Comme le montre actuellement le variant Omicron, la plupart des personnes infectées par le coronavirus SARS-CoV-2 présentent des symptômes légers ne nécessitant aucune hospitalisation. On sait pourtant que le virus est capable d’affecter, dans les cas les plus sévères, un certain nombre d’organes internes : les poumons, le cœur, les reins, le cerveau, les vaisseaux sanguins. C’est pourquoi une équipe de chercheurs de l’hôpital universitaire de Hambourg-Eppendorf (UKE), en Allemagne, a cherché à savoir si une évolution légère à modérée de l’infection avait également un effet sur les fonctions de ces mêmes organes et sur la qualité de vie des patients. Tout juste publiés dans la revue , les résultats de leur étude apportent une réponse importante à cet aspect encore inconnu de la pandémie.

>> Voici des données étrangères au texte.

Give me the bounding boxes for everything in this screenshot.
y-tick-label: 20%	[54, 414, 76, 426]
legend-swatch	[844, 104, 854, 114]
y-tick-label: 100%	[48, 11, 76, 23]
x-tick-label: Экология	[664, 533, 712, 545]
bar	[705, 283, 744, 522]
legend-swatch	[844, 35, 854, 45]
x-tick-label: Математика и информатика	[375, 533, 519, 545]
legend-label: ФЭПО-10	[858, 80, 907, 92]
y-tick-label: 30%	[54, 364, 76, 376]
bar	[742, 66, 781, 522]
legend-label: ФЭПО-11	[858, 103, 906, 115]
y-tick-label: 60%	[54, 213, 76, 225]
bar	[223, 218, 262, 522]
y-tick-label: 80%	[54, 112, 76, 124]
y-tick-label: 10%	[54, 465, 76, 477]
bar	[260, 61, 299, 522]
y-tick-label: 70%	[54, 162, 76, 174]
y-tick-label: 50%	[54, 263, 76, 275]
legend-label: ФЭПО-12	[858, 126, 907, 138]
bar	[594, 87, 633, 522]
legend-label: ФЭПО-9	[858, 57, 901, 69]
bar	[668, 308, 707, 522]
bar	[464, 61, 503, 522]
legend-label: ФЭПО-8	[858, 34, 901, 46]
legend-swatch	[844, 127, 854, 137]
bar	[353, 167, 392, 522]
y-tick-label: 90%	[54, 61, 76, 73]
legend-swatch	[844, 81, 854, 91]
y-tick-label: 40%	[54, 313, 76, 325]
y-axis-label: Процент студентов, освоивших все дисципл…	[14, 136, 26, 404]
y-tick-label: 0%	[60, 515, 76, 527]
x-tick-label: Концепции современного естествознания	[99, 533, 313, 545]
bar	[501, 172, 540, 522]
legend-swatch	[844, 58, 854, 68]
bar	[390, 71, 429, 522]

443 participants âgés de 45 à 74 ans

Cette étude transversale sur d’éventuelles séquelles internes du Covid-19 lorsqu’il ne donne lieu qu’à des symptômes légers ou modérés est venue s’inscrire dans le cadre beaucoup plus vaste du Hamburg City Health Study (HCHS), la plus grande étude de santé locale au monde, qui prévoit d’examiner sur le long terme 45.000 Hambourgeois âgés de 45 à 74 ans dans le but d’identifier les facteurs de risque des maladies chroniques les plus courantes (infarctus du myocarde, AVC, démence, insuffisance cardiaque, etc.). Initiée en 2016, elle détient déjà les données de 15.000 participants, parmi lesquels ont été sélectionnées 443 personnes ayant été infectées par le SARS-CoV-2 sans évolution grave, ainsi qu’une cohorte témoin composée de 1.328 personnes d’âge, de sexe et de niveau d’éducation similaires, dont les examens avaient été réalisés avant la pandémie de coronavirus. Les participants ont été déclarés positifs au coronavirus entre mars et fin décembre 2020 et ont respecté un délai minimal de 4 mois avant de pouvoir s’inscrire à l’étude organisée par le Centre d'études épidémiologiques de l'UKE. La grande majorité d’entre eux (93 %) a été traitée en a[...]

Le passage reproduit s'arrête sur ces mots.